Il programma prevede l’esecuzione del Concerto grosso Op.3 n.2, dell’Ode for the Birthday of Queen Anne e dell’Anthem on the Peace del compositore sassone, del quale la formazione berica è tra gli interpreti di riferimento a livello nazionale fin da quando ha iniziato ad eseguirlo con assiduità nel 2009, 250° anniversario della sua scomparsa.

L’evento, promosso dallo IOV di Padova, ha lo scopo di raccogliere fondi (ingresso a offerta libera a partire da 25 euro) da destinare alla ricerca promossa dall’Unità Operativa di Oncologia Medica 1 dello IOV sul più diffuso dei tumori cerebrali che colpisce le persone adulte e anziane: il glioblastoma.

«L’Istituto Oncologico di Ricovero e Cura a Carattere Scientifico del Veneto – sottolinea la dott.ssa Vittorina Zagonel, direttore dell’Oncologia Medica 1 dello IOV – si prende cura del paziente affetto da glioblastoma attraverso un approccio multidisciplinare, al quale partecipano anche Unità Operative e servizi dell’Azienda Ospedaliera/Università di Padova, per una presa in carico globale del paziente.
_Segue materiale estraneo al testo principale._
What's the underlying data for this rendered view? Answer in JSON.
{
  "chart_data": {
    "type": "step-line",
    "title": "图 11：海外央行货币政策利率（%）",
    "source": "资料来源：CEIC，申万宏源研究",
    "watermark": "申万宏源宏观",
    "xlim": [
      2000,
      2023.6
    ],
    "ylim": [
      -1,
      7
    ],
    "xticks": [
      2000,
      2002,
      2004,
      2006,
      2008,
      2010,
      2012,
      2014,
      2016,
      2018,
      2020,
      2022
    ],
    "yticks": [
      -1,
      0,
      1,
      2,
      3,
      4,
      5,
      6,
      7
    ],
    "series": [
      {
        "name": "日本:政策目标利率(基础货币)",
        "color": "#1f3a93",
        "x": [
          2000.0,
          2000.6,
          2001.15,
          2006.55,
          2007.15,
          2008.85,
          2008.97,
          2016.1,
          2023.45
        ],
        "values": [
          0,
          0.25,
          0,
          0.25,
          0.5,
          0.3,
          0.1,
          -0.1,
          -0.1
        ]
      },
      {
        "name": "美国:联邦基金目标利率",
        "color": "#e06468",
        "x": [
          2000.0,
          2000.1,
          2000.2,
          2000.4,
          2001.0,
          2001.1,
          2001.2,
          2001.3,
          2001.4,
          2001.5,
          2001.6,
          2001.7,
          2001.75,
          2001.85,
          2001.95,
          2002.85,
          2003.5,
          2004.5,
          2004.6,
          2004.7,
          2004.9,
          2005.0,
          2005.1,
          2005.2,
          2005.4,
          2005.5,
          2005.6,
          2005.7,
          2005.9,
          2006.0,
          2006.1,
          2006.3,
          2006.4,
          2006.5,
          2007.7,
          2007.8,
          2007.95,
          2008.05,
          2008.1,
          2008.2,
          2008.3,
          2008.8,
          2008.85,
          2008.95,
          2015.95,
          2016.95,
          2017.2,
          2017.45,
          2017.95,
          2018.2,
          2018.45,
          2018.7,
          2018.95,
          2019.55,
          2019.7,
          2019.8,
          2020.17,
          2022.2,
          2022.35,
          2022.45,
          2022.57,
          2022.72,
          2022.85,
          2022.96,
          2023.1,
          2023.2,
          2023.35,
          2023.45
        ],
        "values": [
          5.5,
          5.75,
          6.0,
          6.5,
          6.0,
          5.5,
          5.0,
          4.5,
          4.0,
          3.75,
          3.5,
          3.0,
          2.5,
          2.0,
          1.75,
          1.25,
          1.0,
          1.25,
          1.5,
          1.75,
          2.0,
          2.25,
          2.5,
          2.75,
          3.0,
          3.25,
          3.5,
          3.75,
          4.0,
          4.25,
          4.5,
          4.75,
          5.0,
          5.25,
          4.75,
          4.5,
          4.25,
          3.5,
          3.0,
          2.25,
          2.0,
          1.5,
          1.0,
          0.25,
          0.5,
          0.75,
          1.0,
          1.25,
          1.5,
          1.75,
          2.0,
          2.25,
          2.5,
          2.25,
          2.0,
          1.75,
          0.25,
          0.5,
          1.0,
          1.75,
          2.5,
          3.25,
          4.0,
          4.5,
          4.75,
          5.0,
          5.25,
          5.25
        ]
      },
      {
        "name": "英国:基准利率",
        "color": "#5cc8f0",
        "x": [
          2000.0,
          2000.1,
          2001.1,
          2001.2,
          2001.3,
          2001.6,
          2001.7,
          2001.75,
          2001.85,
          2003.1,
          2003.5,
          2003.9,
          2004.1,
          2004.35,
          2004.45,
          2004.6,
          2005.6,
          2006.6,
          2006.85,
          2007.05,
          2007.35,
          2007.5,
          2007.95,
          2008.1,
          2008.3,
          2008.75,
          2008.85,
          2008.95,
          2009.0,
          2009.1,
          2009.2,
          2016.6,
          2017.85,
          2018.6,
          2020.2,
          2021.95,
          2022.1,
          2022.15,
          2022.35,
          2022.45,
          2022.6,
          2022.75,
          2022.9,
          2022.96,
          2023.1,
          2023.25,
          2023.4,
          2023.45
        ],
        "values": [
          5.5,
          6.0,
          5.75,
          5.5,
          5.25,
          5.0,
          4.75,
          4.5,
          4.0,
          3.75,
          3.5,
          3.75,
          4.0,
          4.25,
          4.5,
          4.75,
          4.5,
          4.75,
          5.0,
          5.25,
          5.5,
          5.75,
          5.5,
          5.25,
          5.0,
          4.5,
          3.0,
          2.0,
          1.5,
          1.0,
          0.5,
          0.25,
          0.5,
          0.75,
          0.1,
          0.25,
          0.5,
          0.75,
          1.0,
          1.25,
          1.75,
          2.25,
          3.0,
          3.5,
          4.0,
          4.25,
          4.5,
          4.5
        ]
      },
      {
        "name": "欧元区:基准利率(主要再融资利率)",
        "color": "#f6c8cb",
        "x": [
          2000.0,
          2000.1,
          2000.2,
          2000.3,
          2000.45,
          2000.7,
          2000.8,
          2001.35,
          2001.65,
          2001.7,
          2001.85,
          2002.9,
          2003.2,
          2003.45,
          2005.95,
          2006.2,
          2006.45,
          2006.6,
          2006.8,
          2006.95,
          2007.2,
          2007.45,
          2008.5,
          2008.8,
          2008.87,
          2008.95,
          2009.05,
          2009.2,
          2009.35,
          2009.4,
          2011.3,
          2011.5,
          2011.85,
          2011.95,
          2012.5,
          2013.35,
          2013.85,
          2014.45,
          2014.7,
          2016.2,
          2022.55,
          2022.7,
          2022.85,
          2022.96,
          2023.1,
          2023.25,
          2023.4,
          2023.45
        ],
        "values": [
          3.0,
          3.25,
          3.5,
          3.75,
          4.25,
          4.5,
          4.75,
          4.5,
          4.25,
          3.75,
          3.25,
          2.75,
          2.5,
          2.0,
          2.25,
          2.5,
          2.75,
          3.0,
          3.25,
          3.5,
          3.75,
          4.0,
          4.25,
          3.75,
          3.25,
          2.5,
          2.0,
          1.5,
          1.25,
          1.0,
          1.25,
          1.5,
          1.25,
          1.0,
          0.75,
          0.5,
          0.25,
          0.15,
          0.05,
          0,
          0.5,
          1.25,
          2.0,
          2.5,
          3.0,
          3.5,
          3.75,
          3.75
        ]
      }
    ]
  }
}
Nonostante i trattamenti chirurgici, radioterapici e chemioterapici, il glioblastoma rimane un tumore ad elevata aggressività ed è in costante aumento, soprattutto nei soggetti più giovani. L’insorgenza di tale neoplasia può, inoltre, causare al paziente deficit neurologici, e cognitivi, con ripercussione sulla sua qualità di vita e di relazione con i propri cari, amici e ambiente di lavoro».

Oltre 120 nuovi pazienti all’anno affetti da glioblastoma vengono presi in carico allo IOV, dove è presente un gruppo multidisciplinare, molto attivo, composto da medici (oncologi, radioterapisti, radiologi, palliativista, ricercatori etc.), biologi, infermieri e psiconcologi e dedicato al trattamento e cura di questi pazienti.

Sono attivi, inoltre, numerosi progetti di ricerca traslazionale dedicati a meglio conoscere i meccanismi di risposta del tumore. L’Oncologia Medica 1 è poi impegnata in diversi studi con farmaci innovativi per la cura dei pazienti affetti da glioblastoma. In particolare, il dott. Giuseppe Lombardi, che lavora presso l’Oncologia Medica 1, ha promosso di recente uno studio internazionale (REGOMA) con l’uso di un farmaco biologico somministrato per bocca, che agisce su precise mutazioni presenti sulle cellule tumorali del glioblastoma.

«È importante – conclude la dott.ssa Zagonel – sostenere e implementare la ricerca nel glioblastoma, poiché anche attraverso nuovi approcci di trattamento, in particolare l’immunoterapia, cominciamo a intravvedere risultati promettenti che potrebbero modificare radicalmente le prospettive di vita e di qualità di vita dei pazienti affetti da tale patologia».